Sunny’s Easy Peachy Jalapeño Cornbread

  4.6 – 19 reviews  • Fruit
Level: Easy
Total: 55 min
Active: 25 min
Yield: 8 mini loaves

Ingredients

  1. Two 8.5-ounce boxes cornbread mix (I prefer Jiffy)
  2. 2 large eggs (or according to box instructions, remembering to double)
  3. 2/3 cup whole milk
  4. 1/2 cup chopped canned peaches in syrup, drained and syrup reserved
  5. 2 teaspoons chili-lime seasoning
  6. 2 jalapeños, finely chopped, seeds included (about 1/3 cup)
  7. 1 tablespoon salted butter, melted
  8. 1 tablespoon fresh lime juice
  9. 1 tablespoon salted butter

Instructions

  1. For the batter: Add the cornbread mix to a large bowl.
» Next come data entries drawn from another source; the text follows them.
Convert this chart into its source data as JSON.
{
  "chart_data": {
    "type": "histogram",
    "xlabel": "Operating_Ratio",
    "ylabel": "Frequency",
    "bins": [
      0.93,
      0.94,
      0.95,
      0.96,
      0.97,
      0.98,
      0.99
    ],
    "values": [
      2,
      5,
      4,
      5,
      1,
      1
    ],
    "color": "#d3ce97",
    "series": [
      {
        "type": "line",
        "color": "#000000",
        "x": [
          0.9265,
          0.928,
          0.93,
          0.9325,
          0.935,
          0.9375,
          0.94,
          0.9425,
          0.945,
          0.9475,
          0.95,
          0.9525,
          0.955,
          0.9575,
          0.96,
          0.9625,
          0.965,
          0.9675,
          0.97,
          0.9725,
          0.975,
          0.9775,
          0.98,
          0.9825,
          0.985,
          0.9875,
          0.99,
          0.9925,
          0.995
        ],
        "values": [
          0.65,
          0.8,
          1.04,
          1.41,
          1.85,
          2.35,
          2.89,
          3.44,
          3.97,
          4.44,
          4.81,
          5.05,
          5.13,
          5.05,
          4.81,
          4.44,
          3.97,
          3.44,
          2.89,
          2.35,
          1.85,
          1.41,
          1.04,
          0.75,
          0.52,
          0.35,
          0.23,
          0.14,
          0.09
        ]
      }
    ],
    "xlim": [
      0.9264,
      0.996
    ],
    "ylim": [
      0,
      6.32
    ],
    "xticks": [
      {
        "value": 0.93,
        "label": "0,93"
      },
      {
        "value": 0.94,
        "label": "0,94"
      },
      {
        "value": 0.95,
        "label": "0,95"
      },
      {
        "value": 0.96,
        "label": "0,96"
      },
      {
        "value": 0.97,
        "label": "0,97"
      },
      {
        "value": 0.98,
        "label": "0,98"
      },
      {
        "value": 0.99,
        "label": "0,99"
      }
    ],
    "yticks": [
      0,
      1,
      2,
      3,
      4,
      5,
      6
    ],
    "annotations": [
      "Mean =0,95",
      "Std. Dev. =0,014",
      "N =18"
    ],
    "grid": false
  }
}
Whisk the eggs, milk, peaches, chili-lime seasoning and jalapeños in a medium bowl. Fold the egg mixture into the cornbread mix. Let rest 5 minutes.
  2. Preheat oven to 400 degrees F. Brush 8 mini loaf pans with the melted butter. Pour a scant 1/2 cup of the batter into each of the loaf pans and spread evenly (each should be about three-quarters of the way full). Bake until the tops are golden, about 20 minutes.
  3. For the glaze: Add 1/4 cup of the reserved peach syrup to a small pot, then add the lime juice and butter. Stir together and heat until everything begins to simmer. Remove the cornbread from the oven and immediately pour the glaze over the top of the loaves. Allow it to soak in. Serve warm.

Nutrition Facts

Serving Size 1 of 8 servings
Calories 319
Total Fat 12 g
Saturated Fat 4 g
Carbohydrates 46 g
Dietary Fiber 4 g
Sugar 3 g
Protein 7 g
Cholesterol 57 mg
Sodium 719 mg

Reviews

Leonard Walker
Absolutely delicious!!! Not spicy at all, but left out the ribs and seeds of the jalapenos. They are so good I made them 2 weeks in a row!! Definitely going to be one of the things I make and take for our Family Fourth of July get together!! My husband loves them also!!! You must give them a try!!!
Christopher Bauer
These were delicious. I used my own cornbread recipe. They were not spicy, which was perfect. Just enough sweet and spice. As for the old wives tales Sunny was talking about, I have also heard them. No running or jumping in the house, when a cake is in the over, or it will fall. We were told to put water in the empty muffin tins too.
Jeffrey Webster
This was amazing!!! I used one fresh peach and my own cornbread recipe. It made 9 mini loaves and they were perfect! Since I used fresh peaches and didn’t have syrup left, I just combined honey and butter for the glaze. Will make again!!
Christina Davis
This cornbread recipe was delicious and moist❤️I enjoyed the chili lime seasoning that went in to this dish ❤️especially with a sausage baked penne I paired it with thank you for this recipe I will be making this recipe again
David Rodriguez
Made this yesterday for a cookout. It was the biggest hit! Easy to make. So moist, great jalapeño flavor without being very spicy. Saving to my list of favorites!
Sarah Henderson
My family universally hated these, but I thought thy were good *right out of the oven*; they’re moist and an interesting flavor combo. But it starts to acquire an overly sour note – and surprisingly, became dry – by the next morning.
Douglas Campos
I don’t have any peaches in the pantry…but I had diced mangos! So Mango jalapeño cornbread it is! YUMMO!
Ryan Hobbs
Excellent! Pureed the remaining peaches and combined them with the butter and lime for the glaze. Very delicious and would absolutely make them again.
Alexandra Miller
These were so amazing, not too sweet, not too much heat! Used a cupcake pan and it worked perfect, just a little less time needed than with the mini loaf pan. Will be making again!
Wendy Higgins
I made this cornbread today and it was everything I had hoped it would be, but… I don’t care for Jiffy cornbread, it always seems to have an aftertaste to me, so the next time I make it, I will use my own cornbread recipe but follow Sunnys directions with the peaches, jalapeño, and Chile lime seasoning. This has the potential of being fabulous!!! I will definitely make it again using my own cornbread recipe.